Installation & Setup

  1. Clone the Repository:

    git clone https://github.com/ubvu/gpt_metadata_generator.git
    cd gpt_metadata_generator
  2. Set Up a Virtual Environment (recommended):

    python3 -m venv env
    source env/bin/activate  # On Windows use: env\Scripts\activate
  3. Install Required Packages:

    pip install -r requirements.txt

Configuration

  1. Rename config-example.yaml to config.yaml:

    mv config-example.yaml config.yaml  # On Windows use: rename config-example.yaml config.yaml
  2. Open config.yaml in your preferred text editor. Update the various fields to match your setup and preferences.

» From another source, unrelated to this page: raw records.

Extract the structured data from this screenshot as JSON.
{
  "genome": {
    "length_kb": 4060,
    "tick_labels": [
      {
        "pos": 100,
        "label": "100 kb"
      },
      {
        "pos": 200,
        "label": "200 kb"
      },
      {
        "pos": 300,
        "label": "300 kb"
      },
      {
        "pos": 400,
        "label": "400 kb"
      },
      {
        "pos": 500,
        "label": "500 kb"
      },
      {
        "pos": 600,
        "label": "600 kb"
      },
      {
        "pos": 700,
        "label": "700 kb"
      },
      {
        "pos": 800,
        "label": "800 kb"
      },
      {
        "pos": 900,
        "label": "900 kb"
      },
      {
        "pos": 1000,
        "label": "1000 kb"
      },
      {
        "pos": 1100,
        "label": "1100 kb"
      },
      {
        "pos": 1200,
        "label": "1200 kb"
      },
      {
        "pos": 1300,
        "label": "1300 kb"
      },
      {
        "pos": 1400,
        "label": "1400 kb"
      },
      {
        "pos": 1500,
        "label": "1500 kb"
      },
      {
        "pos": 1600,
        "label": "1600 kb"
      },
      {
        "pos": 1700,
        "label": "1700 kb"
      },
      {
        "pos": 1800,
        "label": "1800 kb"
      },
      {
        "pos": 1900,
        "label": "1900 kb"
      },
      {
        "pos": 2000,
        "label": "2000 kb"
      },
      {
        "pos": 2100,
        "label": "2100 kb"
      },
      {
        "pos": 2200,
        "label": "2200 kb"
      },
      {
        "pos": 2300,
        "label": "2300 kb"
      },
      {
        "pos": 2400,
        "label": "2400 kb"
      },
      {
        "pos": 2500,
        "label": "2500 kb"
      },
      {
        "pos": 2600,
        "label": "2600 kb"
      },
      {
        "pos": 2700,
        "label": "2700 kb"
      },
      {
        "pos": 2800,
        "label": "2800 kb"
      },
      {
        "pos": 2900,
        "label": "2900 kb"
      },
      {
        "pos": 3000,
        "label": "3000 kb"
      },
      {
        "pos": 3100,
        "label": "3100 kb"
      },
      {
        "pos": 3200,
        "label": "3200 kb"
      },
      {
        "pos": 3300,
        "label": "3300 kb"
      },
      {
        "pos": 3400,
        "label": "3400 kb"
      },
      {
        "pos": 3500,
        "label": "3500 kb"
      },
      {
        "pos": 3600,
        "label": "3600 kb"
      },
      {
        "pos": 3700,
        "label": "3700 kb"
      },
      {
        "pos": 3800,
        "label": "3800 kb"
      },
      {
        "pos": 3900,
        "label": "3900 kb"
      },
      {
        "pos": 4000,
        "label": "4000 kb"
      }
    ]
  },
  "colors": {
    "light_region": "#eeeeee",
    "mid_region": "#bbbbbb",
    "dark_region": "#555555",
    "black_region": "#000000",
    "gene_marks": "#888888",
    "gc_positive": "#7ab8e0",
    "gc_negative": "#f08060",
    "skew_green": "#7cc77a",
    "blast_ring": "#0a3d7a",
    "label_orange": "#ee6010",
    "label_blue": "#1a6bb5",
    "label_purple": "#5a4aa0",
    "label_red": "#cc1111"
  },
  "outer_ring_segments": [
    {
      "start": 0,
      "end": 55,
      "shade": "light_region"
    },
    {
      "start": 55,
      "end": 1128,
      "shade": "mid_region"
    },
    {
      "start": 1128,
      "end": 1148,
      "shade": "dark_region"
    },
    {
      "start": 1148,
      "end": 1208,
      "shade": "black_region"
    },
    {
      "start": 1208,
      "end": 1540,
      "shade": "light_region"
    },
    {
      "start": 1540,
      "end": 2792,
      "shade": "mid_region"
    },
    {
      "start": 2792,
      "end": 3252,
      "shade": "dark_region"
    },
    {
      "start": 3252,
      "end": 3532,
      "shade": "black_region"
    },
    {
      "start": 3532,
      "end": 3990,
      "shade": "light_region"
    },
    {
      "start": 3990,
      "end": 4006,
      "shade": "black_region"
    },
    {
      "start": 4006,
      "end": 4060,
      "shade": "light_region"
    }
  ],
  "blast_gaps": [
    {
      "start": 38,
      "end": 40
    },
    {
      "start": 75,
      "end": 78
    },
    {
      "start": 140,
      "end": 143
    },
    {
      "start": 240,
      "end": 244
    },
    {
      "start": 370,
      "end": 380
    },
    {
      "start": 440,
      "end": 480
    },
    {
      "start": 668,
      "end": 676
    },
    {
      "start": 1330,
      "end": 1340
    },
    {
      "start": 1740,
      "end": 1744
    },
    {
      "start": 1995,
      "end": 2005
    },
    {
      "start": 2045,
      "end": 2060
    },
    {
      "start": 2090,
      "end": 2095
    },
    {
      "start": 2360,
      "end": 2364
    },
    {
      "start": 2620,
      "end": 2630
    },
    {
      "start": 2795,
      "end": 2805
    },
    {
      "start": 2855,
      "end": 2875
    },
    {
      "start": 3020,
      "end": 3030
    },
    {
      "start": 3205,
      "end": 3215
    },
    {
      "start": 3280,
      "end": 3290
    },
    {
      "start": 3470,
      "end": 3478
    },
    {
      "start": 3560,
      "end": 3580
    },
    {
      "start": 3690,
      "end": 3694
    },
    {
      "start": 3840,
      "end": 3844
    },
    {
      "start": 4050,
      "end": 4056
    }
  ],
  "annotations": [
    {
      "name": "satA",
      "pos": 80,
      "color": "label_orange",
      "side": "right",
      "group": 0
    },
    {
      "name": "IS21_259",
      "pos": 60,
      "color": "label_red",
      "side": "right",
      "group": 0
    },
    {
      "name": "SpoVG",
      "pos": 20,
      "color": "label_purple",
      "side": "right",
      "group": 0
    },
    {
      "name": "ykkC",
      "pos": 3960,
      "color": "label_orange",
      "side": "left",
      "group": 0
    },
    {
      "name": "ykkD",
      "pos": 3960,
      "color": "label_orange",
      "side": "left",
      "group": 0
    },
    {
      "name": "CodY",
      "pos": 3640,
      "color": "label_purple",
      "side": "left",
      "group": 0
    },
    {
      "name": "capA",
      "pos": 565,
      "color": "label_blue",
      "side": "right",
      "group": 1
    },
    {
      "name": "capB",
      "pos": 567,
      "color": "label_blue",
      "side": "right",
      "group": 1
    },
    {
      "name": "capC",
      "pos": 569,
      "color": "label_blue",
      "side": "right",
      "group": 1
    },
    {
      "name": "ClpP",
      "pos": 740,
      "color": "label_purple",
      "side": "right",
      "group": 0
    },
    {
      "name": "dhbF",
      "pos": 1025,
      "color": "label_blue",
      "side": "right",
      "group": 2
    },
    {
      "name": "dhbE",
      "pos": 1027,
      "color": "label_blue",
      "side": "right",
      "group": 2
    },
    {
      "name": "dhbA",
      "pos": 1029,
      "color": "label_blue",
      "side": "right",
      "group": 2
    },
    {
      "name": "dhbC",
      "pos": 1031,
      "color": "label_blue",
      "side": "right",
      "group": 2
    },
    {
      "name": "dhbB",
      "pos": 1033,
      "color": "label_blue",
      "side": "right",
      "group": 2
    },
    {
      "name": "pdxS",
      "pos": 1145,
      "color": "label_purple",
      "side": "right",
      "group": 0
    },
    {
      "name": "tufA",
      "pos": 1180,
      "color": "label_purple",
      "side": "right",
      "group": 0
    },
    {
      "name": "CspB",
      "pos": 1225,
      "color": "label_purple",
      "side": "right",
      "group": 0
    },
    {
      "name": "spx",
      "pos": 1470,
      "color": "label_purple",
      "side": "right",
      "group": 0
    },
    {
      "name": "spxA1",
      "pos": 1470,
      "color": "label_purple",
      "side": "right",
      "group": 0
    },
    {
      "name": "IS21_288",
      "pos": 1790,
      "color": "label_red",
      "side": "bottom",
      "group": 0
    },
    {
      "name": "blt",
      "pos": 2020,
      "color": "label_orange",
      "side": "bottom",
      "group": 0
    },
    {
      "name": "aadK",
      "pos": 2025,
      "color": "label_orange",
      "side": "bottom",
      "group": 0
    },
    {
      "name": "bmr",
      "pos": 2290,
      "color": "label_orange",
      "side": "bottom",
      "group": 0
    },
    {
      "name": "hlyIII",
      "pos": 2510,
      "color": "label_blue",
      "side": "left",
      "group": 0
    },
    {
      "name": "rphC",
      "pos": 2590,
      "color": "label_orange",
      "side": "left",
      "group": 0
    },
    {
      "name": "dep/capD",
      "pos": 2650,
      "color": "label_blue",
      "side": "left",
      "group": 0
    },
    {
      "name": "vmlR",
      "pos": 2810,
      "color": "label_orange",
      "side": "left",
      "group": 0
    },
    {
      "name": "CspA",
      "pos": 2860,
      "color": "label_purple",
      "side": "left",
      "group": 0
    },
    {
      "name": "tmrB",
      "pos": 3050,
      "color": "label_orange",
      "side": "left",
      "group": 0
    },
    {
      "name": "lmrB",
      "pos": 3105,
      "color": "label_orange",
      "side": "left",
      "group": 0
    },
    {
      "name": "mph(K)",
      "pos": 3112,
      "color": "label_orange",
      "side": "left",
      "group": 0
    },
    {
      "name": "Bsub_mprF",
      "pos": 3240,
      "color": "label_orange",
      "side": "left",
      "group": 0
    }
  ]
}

For example:

    • openai_api_key: Your OpenAI API key.
    • input_directory: Path to the directory containing input PDF files.
    • results_directory: Path where you'd like to save the results.
    • max_tokens: Maximum number of tokens for the OpenAI API response.
    • MAX_TOKENS_FOR_CONTENT: Setting a buffer size for the segments / chunk the pdf to ensure we don't feed the model too many tokens, exeeding its limit.
    • model: Setting the model to use default is "gpt-3.5-turbo" , include the quotes!

Usage

Once everything is set up and configured, run the main script:

python main.py

This will process the PDF files as per the configurations and save the results in the specified directory.